One of the main characteristic of Samuel Bugeja’s sculpture lay in the way two or more figures intertwine to create movement and drama. A fine example is the Divine Comedy, where there are four figures. In the lower stratum there are two condemned figures with their tragic and hellish grimace and contorted bodies physically in pain. Rising from these two figures we find a figure which clutches another one higher up and which symbolises a purgatorial soul. The top figure is a seraphic one, with head uplifted and hands clasped in prayer already enjoying the heavenly vision. What is remarkable is the way Bugeja exploited the shape of the wood to make every posture of the figures look as natural as possible, achieving in the process a powerful synthesis.

“The long toil involved to create such sculptures should be always accompanied by spontaneity” Samuel Bugeja.

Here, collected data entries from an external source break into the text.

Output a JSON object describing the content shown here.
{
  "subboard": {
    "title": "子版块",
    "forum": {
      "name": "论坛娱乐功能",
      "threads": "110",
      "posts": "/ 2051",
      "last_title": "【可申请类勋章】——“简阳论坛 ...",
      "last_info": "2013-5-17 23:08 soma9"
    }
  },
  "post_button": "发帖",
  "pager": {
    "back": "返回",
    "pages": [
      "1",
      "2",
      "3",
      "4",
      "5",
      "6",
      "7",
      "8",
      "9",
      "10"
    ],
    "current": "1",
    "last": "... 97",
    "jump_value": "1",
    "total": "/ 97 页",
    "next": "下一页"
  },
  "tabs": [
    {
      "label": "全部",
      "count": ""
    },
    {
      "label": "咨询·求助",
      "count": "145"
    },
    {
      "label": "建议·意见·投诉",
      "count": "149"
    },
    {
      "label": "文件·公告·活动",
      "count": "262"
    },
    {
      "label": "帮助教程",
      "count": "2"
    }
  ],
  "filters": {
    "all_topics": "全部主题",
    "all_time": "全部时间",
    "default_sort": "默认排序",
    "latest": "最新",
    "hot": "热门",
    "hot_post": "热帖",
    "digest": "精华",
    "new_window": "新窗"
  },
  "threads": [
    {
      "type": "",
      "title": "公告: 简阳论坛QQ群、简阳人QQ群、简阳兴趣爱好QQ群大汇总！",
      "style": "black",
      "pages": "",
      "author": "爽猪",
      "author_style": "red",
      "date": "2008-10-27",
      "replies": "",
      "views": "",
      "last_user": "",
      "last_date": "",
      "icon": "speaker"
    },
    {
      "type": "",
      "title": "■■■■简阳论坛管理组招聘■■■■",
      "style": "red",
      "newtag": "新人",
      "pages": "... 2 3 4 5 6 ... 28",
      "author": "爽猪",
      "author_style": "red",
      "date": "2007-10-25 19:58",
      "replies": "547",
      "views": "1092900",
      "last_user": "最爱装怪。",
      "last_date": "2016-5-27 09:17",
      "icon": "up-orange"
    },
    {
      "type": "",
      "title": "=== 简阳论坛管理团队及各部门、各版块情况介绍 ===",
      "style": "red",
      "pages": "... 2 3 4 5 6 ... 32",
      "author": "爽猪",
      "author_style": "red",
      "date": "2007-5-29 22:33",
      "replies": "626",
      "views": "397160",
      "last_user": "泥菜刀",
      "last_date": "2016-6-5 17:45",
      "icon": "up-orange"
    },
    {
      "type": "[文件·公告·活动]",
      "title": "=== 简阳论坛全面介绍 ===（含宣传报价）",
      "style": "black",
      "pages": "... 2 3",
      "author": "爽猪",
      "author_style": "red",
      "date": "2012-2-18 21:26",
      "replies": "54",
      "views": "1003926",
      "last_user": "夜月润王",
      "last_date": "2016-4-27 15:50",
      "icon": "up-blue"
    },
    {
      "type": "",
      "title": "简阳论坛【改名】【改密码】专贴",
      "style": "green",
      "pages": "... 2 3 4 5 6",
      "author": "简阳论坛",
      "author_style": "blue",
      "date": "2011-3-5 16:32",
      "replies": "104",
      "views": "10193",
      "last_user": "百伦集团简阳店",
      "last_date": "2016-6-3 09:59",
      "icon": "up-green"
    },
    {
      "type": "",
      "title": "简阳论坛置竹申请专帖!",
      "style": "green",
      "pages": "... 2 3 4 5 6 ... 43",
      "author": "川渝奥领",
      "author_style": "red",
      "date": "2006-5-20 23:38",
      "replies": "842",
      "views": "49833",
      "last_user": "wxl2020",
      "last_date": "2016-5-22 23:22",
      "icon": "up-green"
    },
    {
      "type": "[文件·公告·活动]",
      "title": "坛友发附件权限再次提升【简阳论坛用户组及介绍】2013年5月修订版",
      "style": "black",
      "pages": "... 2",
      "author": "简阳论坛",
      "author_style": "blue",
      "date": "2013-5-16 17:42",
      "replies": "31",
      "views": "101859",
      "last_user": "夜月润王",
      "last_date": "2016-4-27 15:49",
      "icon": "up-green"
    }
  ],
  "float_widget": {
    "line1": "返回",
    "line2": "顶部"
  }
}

This emphasis on spontaneity he certainly drew from Antonio Sciortino, whom Bugeja held in extreme high esteem and with whom he felt an elective affinity. The Divine Comedy, sculptured in Oak in 1969 is considered as one of the Samuel’s masterpieces and has to be seen and studied to be truly appreciated.

"In the 'La Divina Commedia' the entwined figures of Dante and Beatrice soar upwards towards the Divine Spirit on the wings of Poetry". E.V. Borg, Art Critic.